The Monetary Policy of fiscal 2018-19 has given continuity to the fixed corridor mechanism and has raised the lower ceiling to 3.5 per cent from three per cent of the previous fiscal and brought down the upper ceiling of the interest rate corridor to 6.5 per cent from seven per cent of last fiscal.
The interest rate corridor is executed on short-term interest rate like interbank rate, repo rate, treasury bills and other short-term monetary instruments. The central bank introduced the interest rate corridor to keep the short-term interest rate stable so that long-term interest rate like deposit rate and credit rate could be stabilised.
The Monetary Policy 2018-19 has envisioned keeping the short-term interest rate in between 3.5 per cent and 6.5 per cent to stabilise interest rates. However, the central bank has not mopped up liquidity from the market despite the interbank rate plunging below 1.5 per cent. NRB should have intervened and mopped up excess liquidity to keep the interbank rate within the interest rate corridor.
Stating that the central bank is ‘aware of’ and ‘monitoring’ the market situation, Nara Bahadur Thapa, executive director of NRB, said, “We are allowing the rate to drop below the limit as we have to bring down the interest rate on credit.”
It is reported that Finance Minister Yubaraj Khatiwada, who had earlier served as the central bank governor, has instructed NRB not to enforce the interest rate corridor. “The finance minister does not see any rationale and effectiveness of the interest rate corridor that NRB has implemented,” a high-level source at the central bank told The Himalayan Times.
Earlier, NRB used to mop up liquidity if the interbank rate fell below the lower floor of the corridor and inject liquidity when the interbank rate rose close to the upper floor of the corridor.

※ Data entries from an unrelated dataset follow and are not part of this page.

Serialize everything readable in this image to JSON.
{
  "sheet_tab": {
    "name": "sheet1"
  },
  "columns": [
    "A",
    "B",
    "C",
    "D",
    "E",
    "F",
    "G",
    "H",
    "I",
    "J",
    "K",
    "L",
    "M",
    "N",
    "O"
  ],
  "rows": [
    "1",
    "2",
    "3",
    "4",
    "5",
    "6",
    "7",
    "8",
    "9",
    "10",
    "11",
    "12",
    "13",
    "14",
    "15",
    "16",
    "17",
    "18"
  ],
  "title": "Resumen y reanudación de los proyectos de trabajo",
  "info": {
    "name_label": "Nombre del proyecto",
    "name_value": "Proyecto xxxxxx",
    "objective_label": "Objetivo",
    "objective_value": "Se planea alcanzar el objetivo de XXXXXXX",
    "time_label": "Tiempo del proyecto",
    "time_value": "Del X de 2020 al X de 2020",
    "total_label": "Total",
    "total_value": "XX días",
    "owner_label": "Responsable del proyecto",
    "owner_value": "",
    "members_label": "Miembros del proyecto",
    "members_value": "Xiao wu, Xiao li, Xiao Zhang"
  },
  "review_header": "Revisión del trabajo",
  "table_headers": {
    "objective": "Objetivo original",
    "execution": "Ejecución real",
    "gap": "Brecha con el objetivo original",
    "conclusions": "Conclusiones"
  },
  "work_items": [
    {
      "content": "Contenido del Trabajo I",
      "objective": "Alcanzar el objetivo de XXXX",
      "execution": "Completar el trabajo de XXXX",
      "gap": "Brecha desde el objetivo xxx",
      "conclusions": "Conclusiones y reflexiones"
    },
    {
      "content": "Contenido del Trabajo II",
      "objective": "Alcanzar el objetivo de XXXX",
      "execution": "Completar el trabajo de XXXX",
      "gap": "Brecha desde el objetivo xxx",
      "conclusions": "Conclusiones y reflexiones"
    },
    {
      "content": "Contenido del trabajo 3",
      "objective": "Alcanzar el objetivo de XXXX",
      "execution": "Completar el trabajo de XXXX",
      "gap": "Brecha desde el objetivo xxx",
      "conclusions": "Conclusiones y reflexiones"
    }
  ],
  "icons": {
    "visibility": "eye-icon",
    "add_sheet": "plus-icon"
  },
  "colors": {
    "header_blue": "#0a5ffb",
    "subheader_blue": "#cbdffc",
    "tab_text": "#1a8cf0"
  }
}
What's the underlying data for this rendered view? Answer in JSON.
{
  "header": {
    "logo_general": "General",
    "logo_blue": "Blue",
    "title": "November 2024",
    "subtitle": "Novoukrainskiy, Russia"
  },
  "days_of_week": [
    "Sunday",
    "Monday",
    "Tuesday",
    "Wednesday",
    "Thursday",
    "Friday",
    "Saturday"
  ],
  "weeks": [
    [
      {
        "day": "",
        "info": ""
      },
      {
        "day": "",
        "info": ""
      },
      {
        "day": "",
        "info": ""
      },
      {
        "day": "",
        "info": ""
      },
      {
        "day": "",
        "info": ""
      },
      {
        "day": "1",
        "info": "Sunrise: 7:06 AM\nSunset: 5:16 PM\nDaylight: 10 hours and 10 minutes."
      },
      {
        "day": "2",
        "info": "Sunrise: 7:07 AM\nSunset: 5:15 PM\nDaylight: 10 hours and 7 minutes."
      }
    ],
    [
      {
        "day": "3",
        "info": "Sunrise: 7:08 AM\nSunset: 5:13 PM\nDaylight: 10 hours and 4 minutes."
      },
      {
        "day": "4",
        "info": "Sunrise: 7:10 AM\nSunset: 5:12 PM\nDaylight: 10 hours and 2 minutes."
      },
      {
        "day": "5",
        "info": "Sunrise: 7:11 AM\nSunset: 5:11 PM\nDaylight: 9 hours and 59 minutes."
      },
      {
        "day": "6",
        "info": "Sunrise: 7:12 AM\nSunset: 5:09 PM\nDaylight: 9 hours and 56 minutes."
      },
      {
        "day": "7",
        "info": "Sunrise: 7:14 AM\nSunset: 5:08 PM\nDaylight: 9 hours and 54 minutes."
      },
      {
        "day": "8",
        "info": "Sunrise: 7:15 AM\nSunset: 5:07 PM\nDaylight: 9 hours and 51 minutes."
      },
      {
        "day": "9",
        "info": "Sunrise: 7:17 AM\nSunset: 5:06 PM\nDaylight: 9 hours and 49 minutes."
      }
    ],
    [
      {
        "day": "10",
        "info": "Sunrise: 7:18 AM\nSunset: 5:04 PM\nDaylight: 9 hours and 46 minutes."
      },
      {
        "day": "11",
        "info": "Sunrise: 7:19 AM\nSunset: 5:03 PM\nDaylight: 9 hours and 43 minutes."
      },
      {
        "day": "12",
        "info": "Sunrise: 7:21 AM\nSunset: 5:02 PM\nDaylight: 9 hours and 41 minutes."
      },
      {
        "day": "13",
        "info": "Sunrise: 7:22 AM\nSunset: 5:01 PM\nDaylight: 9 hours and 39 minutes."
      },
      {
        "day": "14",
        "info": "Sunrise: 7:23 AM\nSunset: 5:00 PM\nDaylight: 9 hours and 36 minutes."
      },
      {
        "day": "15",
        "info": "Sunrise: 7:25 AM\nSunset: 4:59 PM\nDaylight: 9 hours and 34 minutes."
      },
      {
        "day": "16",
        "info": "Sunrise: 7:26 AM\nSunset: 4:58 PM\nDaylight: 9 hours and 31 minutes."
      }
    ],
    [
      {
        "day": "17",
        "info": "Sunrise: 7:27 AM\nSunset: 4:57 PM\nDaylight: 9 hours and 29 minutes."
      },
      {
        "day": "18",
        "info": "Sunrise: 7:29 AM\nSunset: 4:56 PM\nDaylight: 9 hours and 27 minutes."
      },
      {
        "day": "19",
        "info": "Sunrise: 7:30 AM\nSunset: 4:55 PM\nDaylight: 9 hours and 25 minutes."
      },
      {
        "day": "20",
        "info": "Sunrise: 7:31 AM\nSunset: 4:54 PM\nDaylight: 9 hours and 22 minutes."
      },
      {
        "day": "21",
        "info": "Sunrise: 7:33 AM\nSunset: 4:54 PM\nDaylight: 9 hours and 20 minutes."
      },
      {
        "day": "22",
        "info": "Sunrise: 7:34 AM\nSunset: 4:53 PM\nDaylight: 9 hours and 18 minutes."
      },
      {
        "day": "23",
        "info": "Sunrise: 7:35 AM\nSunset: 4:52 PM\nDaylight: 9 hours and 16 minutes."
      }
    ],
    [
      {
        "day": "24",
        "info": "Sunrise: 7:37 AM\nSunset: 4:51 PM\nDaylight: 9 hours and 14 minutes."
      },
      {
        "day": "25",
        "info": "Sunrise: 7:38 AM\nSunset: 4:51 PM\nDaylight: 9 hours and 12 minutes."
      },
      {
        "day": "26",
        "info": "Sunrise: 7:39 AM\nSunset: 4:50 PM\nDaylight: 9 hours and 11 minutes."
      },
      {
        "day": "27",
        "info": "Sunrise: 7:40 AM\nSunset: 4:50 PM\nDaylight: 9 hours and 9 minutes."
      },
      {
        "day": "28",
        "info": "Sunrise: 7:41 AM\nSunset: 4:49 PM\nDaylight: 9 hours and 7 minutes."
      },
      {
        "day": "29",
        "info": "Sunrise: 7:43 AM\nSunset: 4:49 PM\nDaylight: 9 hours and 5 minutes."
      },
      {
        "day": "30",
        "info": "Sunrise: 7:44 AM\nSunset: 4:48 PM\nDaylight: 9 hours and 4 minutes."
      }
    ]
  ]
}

Thus, the interest rate corridor of NRB has helped stabilise short-term interest rate.
Despite NRB letting the interbank rate fall, it has not helped bring down the credit rate, according to bankers. Dysfunction of IRC will also plunge the government returns on securities to the BFIs and will ultimately affect the base rate of BFIs and lending rate will go up, they said.
Interbank borrowing cannot be used for the purpose of calculating credit to core capital cum deposit (CCD) ratio and for lending. It is taken for a short term to maintain cash reserve ratio, to maintain the statutory liquidity ratio provision. Banks and financial institutions have been obtaining fixed deposits at no less than 10.5 per cent and the rate of general savings is still high, which is why the credit rate will remain high in this fiscal too, as per bankers.

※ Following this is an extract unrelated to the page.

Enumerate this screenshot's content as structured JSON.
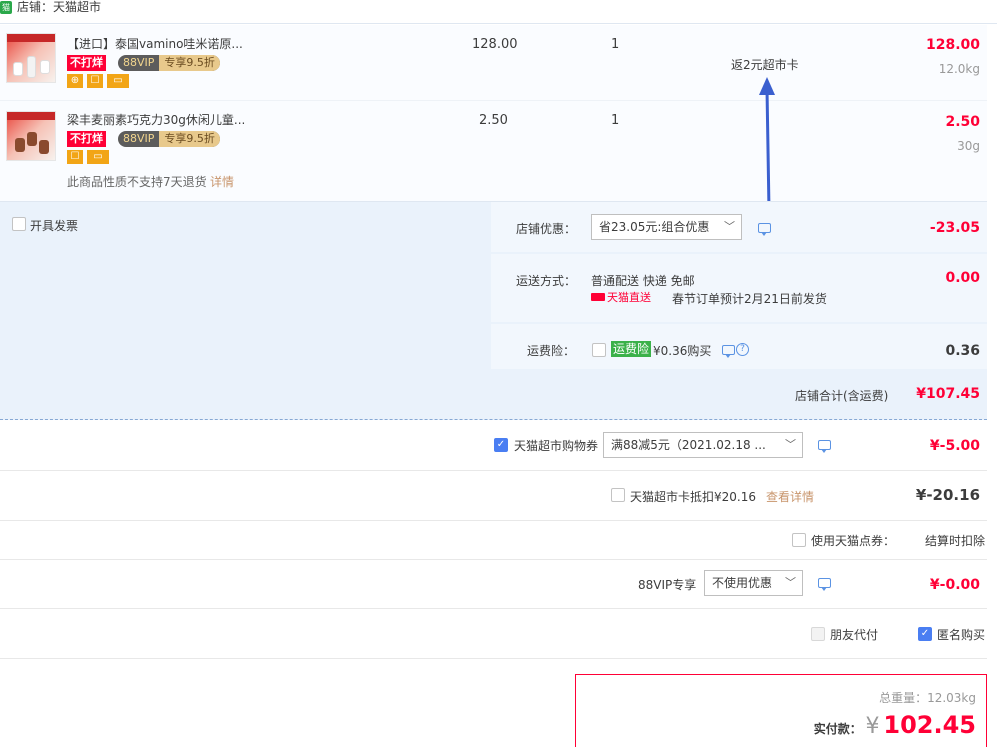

NRB has been putting pressure on banks to bring down the credit rates. However, BFIs are more aggressive in lending than deposit collection and the mismatch in deposit collection and credit expansion could dampen the aspiration of the government and regulator to bring down the lending rates.
The central bank’s macroeconomic report of the first month of this fiscal showed that credit expansion by BFIs increased by 0.7 per cent in the review period compared to a growth of 0.4 per cent in the corresponding period of the previous year. However, deposit collection decreased by 0.4 per cent in the review period compared to a growth of 1.3 per cent in the corresponding period of the previous year.